According to the Democrats Abroad group — which identifies itself as “the official Democratic Party arm” for Americans living overseas — there were voting centers in more than 40 countries, from Finland to New Zealand. The primary is a unique feature of the Democratic Party — there is no Republican equivalent. And turnout tends to be impressive: In 2016, nearly 35,000 Democratic voters living abroad voted in the primary.
The contest has just a handful of delegates on offer — only 13 (1,991 are required to clinch the Democratic nomination). Per our friends at Decision Desk and the UVA Center for Politics, Sanders will take home nine of them, while Biden notched four. Still, in a period with a substantial drought of primary news and with many races being rescheduled on account of the coronavirus pandemic, it’s a small bit of good news for the Vermont senator.

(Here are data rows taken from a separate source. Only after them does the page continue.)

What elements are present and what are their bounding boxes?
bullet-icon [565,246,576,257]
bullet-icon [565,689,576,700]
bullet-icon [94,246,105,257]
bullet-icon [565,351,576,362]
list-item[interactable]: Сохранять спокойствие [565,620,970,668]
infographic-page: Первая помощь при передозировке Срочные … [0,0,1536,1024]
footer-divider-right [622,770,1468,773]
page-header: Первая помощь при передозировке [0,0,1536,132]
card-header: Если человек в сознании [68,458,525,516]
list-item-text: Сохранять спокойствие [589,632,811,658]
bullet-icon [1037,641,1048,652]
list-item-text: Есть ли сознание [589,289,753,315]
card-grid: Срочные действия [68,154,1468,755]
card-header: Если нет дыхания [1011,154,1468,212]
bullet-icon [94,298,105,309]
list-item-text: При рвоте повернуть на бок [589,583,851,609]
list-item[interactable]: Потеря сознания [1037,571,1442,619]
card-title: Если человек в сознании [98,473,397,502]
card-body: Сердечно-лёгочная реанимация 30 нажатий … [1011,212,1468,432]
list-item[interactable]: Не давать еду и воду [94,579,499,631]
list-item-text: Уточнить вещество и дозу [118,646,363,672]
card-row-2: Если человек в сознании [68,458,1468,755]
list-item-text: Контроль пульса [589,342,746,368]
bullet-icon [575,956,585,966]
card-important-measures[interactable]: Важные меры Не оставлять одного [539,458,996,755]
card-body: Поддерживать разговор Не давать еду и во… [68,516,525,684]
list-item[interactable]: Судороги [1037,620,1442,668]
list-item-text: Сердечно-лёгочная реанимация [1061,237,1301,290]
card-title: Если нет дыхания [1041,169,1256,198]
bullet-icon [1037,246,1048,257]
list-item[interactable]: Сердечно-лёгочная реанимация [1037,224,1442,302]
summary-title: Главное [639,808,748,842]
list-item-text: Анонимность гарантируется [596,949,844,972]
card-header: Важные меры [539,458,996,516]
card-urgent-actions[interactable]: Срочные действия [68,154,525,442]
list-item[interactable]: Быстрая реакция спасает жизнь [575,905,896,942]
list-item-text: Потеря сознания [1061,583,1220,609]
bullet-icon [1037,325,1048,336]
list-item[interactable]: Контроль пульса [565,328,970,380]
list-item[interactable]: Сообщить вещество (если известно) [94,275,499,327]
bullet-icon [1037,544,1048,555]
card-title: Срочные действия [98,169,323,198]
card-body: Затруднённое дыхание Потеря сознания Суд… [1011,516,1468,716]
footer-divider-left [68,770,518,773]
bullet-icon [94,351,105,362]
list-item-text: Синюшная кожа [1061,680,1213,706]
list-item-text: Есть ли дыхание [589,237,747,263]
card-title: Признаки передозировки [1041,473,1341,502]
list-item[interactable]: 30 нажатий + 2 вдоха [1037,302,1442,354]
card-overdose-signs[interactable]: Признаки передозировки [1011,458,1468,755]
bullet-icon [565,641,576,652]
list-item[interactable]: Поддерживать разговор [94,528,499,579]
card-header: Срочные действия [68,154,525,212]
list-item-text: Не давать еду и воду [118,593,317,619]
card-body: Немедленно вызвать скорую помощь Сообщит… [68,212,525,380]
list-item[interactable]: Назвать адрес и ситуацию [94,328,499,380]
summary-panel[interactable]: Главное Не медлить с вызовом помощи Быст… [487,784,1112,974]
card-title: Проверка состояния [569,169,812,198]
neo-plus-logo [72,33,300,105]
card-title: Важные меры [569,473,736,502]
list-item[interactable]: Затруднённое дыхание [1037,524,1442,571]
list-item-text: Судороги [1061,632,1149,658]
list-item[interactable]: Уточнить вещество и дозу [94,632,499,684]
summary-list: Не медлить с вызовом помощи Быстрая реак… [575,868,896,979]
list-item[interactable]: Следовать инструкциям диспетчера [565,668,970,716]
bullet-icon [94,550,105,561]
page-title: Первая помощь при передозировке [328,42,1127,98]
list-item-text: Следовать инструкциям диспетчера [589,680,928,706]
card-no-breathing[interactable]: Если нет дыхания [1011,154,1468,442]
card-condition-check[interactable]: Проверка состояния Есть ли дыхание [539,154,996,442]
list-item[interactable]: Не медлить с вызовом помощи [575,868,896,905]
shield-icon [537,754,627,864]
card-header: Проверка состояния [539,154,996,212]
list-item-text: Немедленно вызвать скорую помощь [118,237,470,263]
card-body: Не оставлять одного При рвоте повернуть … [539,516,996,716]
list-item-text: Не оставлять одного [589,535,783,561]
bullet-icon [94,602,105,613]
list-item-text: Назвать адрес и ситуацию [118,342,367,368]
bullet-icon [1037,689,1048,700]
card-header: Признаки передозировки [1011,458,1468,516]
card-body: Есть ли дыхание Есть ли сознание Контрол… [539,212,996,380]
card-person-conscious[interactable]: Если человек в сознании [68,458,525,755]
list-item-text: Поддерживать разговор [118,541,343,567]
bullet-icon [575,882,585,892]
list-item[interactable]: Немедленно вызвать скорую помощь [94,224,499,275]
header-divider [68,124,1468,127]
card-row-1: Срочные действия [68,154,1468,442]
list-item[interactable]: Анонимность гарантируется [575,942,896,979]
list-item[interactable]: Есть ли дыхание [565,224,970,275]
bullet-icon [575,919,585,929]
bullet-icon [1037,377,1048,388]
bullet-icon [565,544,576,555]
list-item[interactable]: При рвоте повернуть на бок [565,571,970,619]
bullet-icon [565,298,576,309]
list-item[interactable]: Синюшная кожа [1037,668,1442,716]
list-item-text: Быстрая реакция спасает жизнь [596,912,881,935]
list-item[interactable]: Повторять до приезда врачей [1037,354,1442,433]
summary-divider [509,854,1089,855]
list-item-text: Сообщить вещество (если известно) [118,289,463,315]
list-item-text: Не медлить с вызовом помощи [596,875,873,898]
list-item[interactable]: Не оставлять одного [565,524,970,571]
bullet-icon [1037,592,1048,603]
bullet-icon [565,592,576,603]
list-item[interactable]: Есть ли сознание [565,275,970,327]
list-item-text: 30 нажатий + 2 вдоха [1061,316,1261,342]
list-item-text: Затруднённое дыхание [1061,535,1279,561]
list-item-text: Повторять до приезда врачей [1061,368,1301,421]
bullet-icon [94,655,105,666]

There hadn’t been any polling to speak of for the primary — it would be almost impossible, not to mention utterly impractical, to accurately poll the Democratic diaspora across the globe — but in 2016, Sanders won out over eventual nominee Hillary Clinton by a margin of 38 points.
This year, despite a FiveThirtyEight forecast indicating that Biden would win the most delegates, Sanders pulled off a repeat performance.
There won’t be another primary until next month — Puerto Rico was supposed to hold its contest on March 29, but on Saturday became the eighth state or territory to postpone its election amid the coronavirus pandemic.
After a string of hard losses last week, Sanders has said that he plans to “assess his campaign,” as his path to the nomination has all but disappeared. Ultimately, his win in the Democrats Abroad primary may prove to be too little, too late.